J/111

Development
- Designer: Alan Johnstone
- Location: United States
- Year: 2010
- Builder: J/Boats
- Role: One-design Racer-Cruiser
- Name: J/111

Boat
- Displacement: 9,370 lb (4,250 kg)
- Draft: 7.18 ft (2.19 m)

Hull
- Type: monohull
- Construction: fiberglass
- LOA: 36.42 ft (11.10 m)
- LWL: 32.71 ft (9.97 m)
- Beam: 10.80 ft (3.29 m)
- Engine: Volvo D1-20 18 hp (13 kW) diesel engine

Hull appendages
- Keel: fin keel with weighted bulb
- Ballast: 3,516 lb (1,595 kg)
- Rudder: internally-mounted spade-type rudder

Rig
- Rig type: Bermuda rig
- I foretriangle height: 47.74 ft (14.55 m)
- J foretriangle base: 13.85 ft (4.22 m)
- P mainsail luff: 45.24 ft (13.79 m)
- E mainsail foot: 14.50 ft (4.42 m)

Sails
- Sailplan: fractional rigged sloop
- Mainsail area: 327.99 sq ft (30.471 m^{2})
- Jib/genoa area: 330.60 sq ft (30.714 m^{2})
- Gennaker area: 1,399 sq ft (130.0 m^{2})
- Total sail area: 658.59 sq ft (61.185 m^{2})

= J/111 =

Sailboat class

The J/111 is an American sailboat that was designed by Alan Johnstone as a one-design racer-cruiser and first built in 2010. The boat is named for its length overall in decimeters.

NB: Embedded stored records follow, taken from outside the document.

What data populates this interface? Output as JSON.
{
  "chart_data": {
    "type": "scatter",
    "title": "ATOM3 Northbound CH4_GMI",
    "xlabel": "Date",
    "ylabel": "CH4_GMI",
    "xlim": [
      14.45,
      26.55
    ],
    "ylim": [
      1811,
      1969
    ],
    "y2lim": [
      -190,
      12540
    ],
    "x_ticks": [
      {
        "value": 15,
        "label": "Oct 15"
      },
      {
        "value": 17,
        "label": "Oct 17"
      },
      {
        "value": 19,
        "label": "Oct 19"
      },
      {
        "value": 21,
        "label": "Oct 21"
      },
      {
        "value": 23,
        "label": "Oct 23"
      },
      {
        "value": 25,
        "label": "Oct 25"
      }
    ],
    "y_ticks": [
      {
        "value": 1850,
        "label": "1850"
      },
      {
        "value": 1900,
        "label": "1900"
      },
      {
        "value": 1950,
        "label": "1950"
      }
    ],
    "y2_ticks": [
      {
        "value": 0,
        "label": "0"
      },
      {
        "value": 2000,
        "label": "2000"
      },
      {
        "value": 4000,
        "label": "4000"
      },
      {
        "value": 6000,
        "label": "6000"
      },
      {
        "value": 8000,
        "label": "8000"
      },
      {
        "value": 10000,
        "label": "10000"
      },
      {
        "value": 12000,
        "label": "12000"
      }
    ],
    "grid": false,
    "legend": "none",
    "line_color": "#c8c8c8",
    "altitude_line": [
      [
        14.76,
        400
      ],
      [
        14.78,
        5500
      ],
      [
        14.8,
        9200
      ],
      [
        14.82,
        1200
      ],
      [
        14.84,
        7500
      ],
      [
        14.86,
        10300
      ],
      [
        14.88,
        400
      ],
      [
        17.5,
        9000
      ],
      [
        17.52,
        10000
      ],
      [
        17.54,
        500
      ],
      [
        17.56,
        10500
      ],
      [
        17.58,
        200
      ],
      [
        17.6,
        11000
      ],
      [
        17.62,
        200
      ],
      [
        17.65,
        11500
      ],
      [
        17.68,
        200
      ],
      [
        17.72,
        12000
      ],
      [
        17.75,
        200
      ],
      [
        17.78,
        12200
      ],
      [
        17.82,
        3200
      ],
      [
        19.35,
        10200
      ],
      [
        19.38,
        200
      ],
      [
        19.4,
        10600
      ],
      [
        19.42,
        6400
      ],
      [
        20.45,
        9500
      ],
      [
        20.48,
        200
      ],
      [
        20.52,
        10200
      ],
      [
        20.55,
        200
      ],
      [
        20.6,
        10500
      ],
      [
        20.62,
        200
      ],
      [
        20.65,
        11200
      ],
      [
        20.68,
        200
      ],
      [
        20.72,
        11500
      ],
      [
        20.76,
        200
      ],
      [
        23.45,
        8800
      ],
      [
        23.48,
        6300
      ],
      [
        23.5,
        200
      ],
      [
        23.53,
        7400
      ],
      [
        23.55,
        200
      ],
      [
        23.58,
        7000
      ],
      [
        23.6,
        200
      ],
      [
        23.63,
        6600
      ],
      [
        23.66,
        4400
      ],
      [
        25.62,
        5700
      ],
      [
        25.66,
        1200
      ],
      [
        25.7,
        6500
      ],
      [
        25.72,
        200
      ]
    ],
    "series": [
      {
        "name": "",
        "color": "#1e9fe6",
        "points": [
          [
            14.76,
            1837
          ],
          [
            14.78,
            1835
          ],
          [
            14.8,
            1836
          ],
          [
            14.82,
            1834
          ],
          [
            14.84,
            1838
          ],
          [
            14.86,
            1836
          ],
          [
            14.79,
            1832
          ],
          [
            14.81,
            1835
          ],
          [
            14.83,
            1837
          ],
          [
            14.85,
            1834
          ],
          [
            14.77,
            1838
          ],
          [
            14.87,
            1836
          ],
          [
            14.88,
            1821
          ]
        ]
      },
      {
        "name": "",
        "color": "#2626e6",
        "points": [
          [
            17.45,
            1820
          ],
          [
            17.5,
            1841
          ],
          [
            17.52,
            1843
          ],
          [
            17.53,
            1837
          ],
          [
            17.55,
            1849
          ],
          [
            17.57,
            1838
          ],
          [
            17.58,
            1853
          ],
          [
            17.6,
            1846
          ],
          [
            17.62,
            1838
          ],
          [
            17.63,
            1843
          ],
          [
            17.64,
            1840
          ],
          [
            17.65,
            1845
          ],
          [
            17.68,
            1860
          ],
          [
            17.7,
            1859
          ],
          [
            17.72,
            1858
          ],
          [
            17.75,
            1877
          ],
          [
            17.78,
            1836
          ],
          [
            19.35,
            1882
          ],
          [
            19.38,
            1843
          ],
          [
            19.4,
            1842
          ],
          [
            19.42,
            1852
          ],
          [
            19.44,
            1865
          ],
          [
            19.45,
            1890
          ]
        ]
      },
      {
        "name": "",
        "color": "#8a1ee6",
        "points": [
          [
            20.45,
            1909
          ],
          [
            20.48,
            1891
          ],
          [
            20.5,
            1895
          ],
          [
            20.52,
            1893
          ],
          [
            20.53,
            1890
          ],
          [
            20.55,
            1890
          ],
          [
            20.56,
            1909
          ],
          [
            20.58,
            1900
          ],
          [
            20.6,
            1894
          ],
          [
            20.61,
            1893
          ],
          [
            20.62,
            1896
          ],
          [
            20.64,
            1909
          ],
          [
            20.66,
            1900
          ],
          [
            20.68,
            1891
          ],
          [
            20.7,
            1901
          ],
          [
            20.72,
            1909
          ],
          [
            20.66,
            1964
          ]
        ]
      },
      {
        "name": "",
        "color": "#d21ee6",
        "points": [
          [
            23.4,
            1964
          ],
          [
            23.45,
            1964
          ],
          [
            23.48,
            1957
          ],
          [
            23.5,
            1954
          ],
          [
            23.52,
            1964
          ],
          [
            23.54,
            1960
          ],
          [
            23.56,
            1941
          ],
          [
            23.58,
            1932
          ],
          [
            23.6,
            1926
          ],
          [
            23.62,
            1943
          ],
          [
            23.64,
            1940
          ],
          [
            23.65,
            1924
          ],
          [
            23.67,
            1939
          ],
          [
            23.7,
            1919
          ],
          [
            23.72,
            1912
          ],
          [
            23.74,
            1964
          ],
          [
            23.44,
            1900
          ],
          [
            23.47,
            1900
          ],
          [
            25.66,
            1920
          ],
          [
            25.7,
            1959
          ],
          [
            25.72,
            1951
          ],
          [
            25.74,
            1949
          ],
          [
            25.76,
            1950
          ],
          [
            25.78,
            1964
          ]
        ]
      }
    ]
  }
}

The design is a World Sailing international class keelboat.

==Production==
The design has been built by J/Boats in the United States, since 2010 and remains in production.

==Design==
The J/111 is a recreational keelboat, built predominantly of fiberglass. Construction is glass reinforced polyester and a balsa fiberglass vinylester sandwich via vacuum bag molding. It has a fractional sloop rig with a keel-stepped carbon fiber mast with two sets of swept spreaders, an aluminum boom and steel rod rigging. It has a retractable bowsprit, a plumb stem, an open and sightly reverse transom, an internally mounted spade-type rudder controlled by a wheel and a fixed cast iron, fin keel with a weighted lead bulb. It displaces 9370 lb and carries 3516 lb of ballast.

The boat has a draft of 7.18 ft with the standard keel.

The boat is fitted with a Swedish Volvo D1-20 diesel engine of 18 hp for docking and maneuvering. The fuel tank holds 13 u.s.gal and the fresh water tank has a capacity of 26.4 u.s.gal. The holding tank is 11.9 u.s.gal

The design has sleeping accommodation for six to eight people, with a double "V"-berth in the bow cabin, two straight settee berths in the main cabin around a folding table, two aft quarter berths, plus two optional fold-up sea-berths. The galley is located on the port side at the companionway ladder. The galley is L-shaped and is equipped with a two-burner stove and a sink. A navigation station is opposite the galley, on the starboard side. The enclosed head is located just aft of the bow cabin on the port side. Cabin head room is 70 in.

For sailing downwind the design may be equipped with an asymmetrical spinnaker of 1399 sqft, flown from the retractable bowsprit.

The design has a hull speed of 7.66 kn.

==Operational history==
The boat is supported by an active class club that organizes racing events, the J/111 Class Association.